Die Rede ist von der Europäischen Wildkatze, einer heimlichen, dämmerungs- und nachtaktiven Bewohnerin alter, reich strukturierter Mischwälder, die selbst Experten kaum zu Gesicht bekommen und einer graugetigerten Hauskatze zum Verwechseln ähnlich sieht. Als vermeintliche Nahrungskonkurrenten im 18. und 19. Jahrhundert durch gnadenlose Verfolgung nahezu ausgerottet, kehren die scheuen Mäusejäger auf Samtpfoten in ihre Heimat zurück, wobei es derzeit zwei Hauptverbreitungsgebiete mit weitgehend isolierten Populationen gibt, in denen insgesamt zwischen 7.000 und 10.000 Individuen leben: Zum ersten gehören Eifel, Hunsrück, Pfälzer Wald und Taunus, zum zweiten Harz, Solling, Leine-Weserbergland, Kyffhäuser, Rhön, Hainich und die übrigen Waldgebiete Nordthüringens. Dabei spielen die Reste der einst für Mitteleuropa typischen Eichen-Buchenwälder mit dichtem Unterwuchs, Alt- und Tothölzern, Baumhöhlen und heckenreichen Säumen an Lichtungen und Rändern für die Art eine wichtige Rolle. Von den in Südniedersachsen liegenden Mittelgebirgszügen dringt die Wildkatze langsam nach Norden und Osten vor und erobert Schritt für Schritt geeignete Habitate im angrenzenden Flachland. So konnten im Heidekreis 2017/2018 im Rahmen einer vom BUND durchgeführten Wildkatzenerfassung erste Nachweise nordöstlich von Bispingen und südlich von Hedern und Rethem erbracht werden. Inzwischen haben sich die zu den seltensten heimischen Säugetierarten zählenden Sympathieträger in den südlichen und östlichen Wäldern der Landkreise Heidekreis, Celle, Lüneburg, Gifhorn, Uelzen und Lüchow-Dannenberg etabliert, der bislang nördlichste Nachweis gelang 2020 in den Wäldern der Klosterforsten im Landkreis Harburg.
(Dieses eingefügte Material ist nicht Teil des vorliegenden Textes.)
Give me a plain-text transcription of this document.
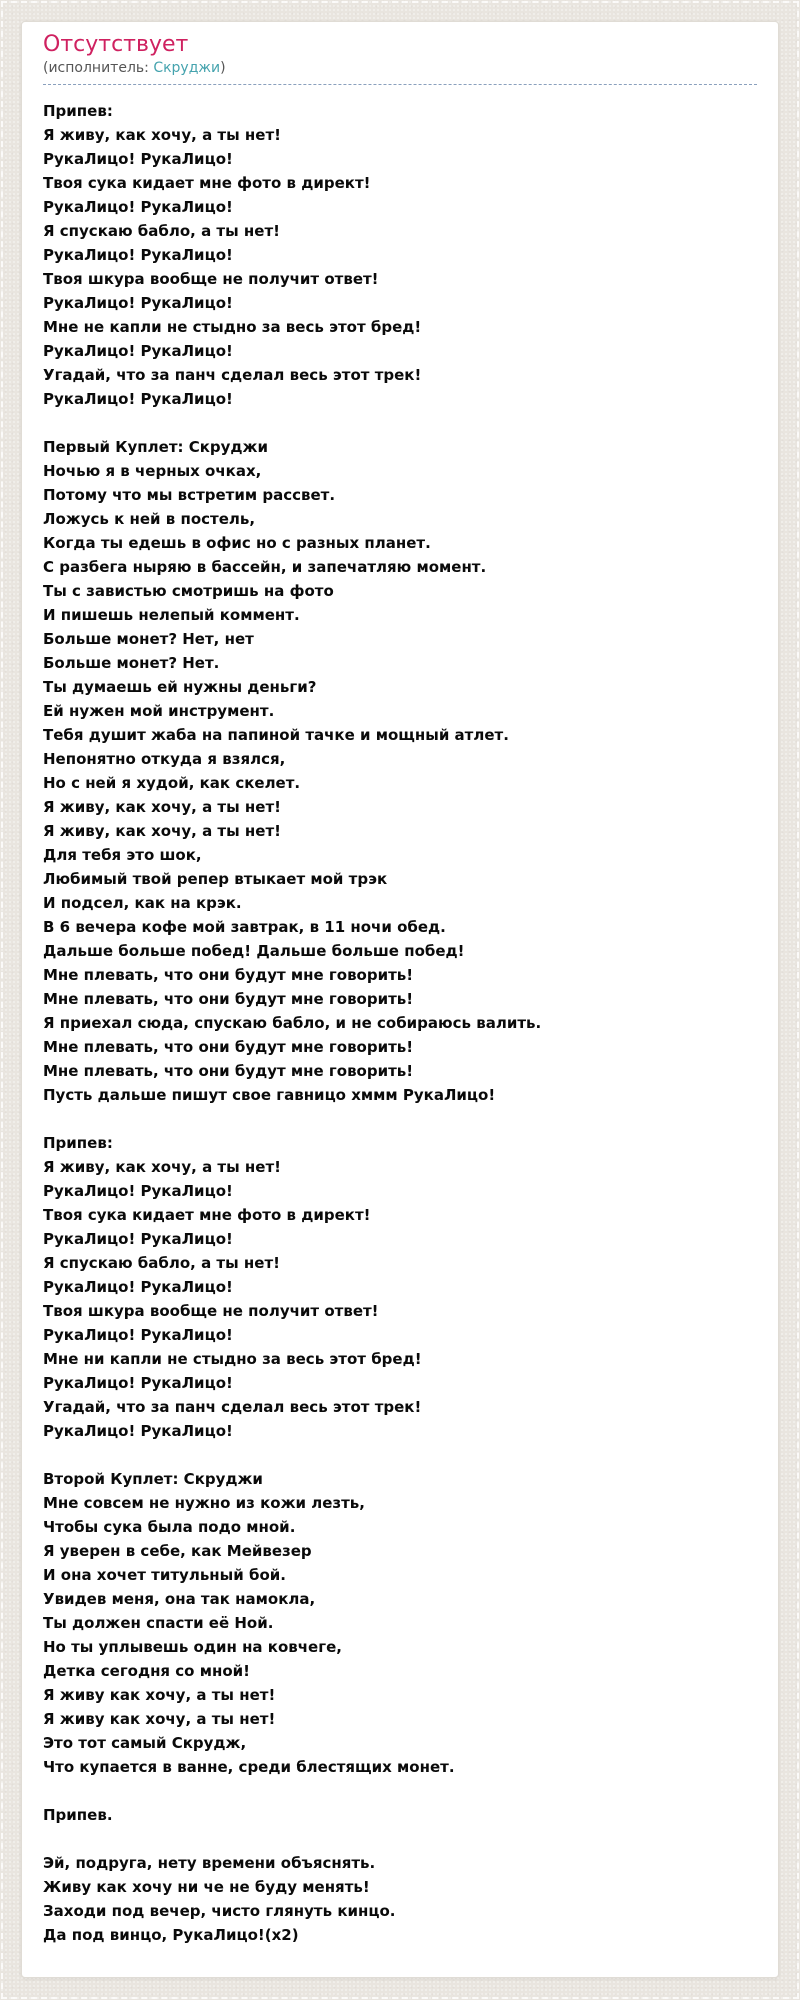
Отсутствует
(исполнитель: Скруджи)
Припев:
Я живу, как хочу, а ты нет!
РукаЛицо! РукаЛицо!
Твоя сука кидает мне фото в директ!
РукаЛицо! РукаЛицо!
Я спускаю бабло, а ты нет!
РукаЛицо! РукаЛицо!
Твоя шкура вообще не получит ответ!
РукаЛицо! РукаЛицо!
Мне не капли не стыдно за весь этот бред!
РукаЛицо! РукаЛицо!
Угадай, что за панч сделал весь этот трек!
РукаЛицо! РукаЛицо!
Первый Куплет: Скруджи
Ночью я в черных очках,
Потому что мы встретим рассвет.
Ложусь к ней в постель,
Когда ты едешь в офис но с разных планет.
С разбега ныряю в бассейн, и запечатляю момент.
Ты с завистью смотришь на фото
И пишешь нелепый коммент.
Больше монет? Нет, нет
Больше монет? Нет.
Ты думаешь ей нужны деньги?
Ей нужен мой инструмент.
Тебя душит жаба на папиной тачке и мощный атлет.
Непонятно откуда я взялся,
Но с ней я худой, как скелет.
Я живу, как хочу, а ты нет!
Я живу, как хочу, а ты нет!
Для тебя это шок,
Любимый твой репер втыкает мой трэк
И подсел, как на крэк.
В 6 вечера кофе мой завтрак, в 11 ночи обед.
Дальше больше побед! Дальше больше побед!
Мне плевать, что они будут мне говорить!
Мне плевать, что они будут мне говорить!
Я приехал сюда, спускаю бабло, и не собираюсь валить.
Мне плевать, что они будут мне говорить!
Мне плевать, что они будут мне говорить!
Пусть дальше пишут свое гавницо хммм РукаЛицо!
Припев:
Я живу, как хочу, а ты нет!
РукаЛицо! РукаЛицо!
Твоя сука кидает мне фото в директ!
РукаЛицо! РукаЛицо!
Я спускаю бабло, а ты нет!
РукаЛицо! РукаЛицо!
Твоя шкура вообще не получит ответ!
РукаЛицо! РукаЛицо!
Мне ни капли не стыдно за весь этот бред!
РукаЛицо! РукаЛицо!
Угадай, что за панч сделал весь этот трек!
РукаЛицо! РукаЛицо!
Второй Куплет: Скруджи
Мне совсем не нужно из кожи лезть,
Чтобы сука была подо мной.
Я уверен в себе, как Мейвезер
И она хочет титульный бой.
Увидев меня, она так намокла,
Ты должен спасти её Ной.
Но ты уплывешь один на ковчеге,
Детка сегодня со мной!
Я живу как хочу, а ты нет!
Я живу как хочу, а ты нет!
Это тот самый Скрудж,
Что купается в ванне, среди блестящих монет.
Припев.
Эй, подруга, нету времени объяснять.
Живу как хочу ни че не буду менять!
Заходи под вечер, чисто глянуть кинцо.
Да под винцо, РукаЛицо!(х2)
„Auch wenn ihr Erhaltungszustand nach wie vor ungünstig ist, ist die Wildkatze ein Paradebeispiel für das erfolgreiche Zusammenwirken von nationalen und internationalen Gesetzen und Vereinbarungen, dem Erhalt und der Wiederherstellung von Lebensräumen und der Biotopvernetzung“, meint NABU-Vorsitzender Klaus Todtenhausen. Von dem im niedersächsischen Weg vereinbarten Biotopverbund auf 10 Prozent der Offenlandfläche würden laut NABU alle Arten profitieren, die für ihre Wanderungen deckungsreiche lineare Lebensraumelemente wie Gehölzstreifen, Hecken, Waldsäume und Bachauen benötigen. Auch der Umbau monotoner Nadelforsten zu naturnahen, strukturreichen Mischwäldern wirke sich positiv auf die Wildkatzenpopulation aus. Grünbrücken und Durchlässe könnten außerdem dazu beitragen, die hohe Anzahl an Verkehrsopfern zu reduzieren. „Allerdings drohen der Wildkatze mit der von der Landesregierung angestrebten Öffnung der Wälder für die Windenergie neue Gefahren, die den erzielten Erfolg zunichtemachen könnten“, gibt Dr. Antje Oldenburg zu bedenken und resümiert. „Vor allem Katzen mit Nachwuchs halten sich von Windrädern fern, während Siedlungen, Straßen und stark frequentierte Wege von beiden Geschlechtern strikt gemieden werden. Artenschutz und Klimaschutz müssen zusammengedacht und gemeinsam angepackt werden. Spielen wir sie gegeneinander aus, sind am Ende alle die Verlierer“.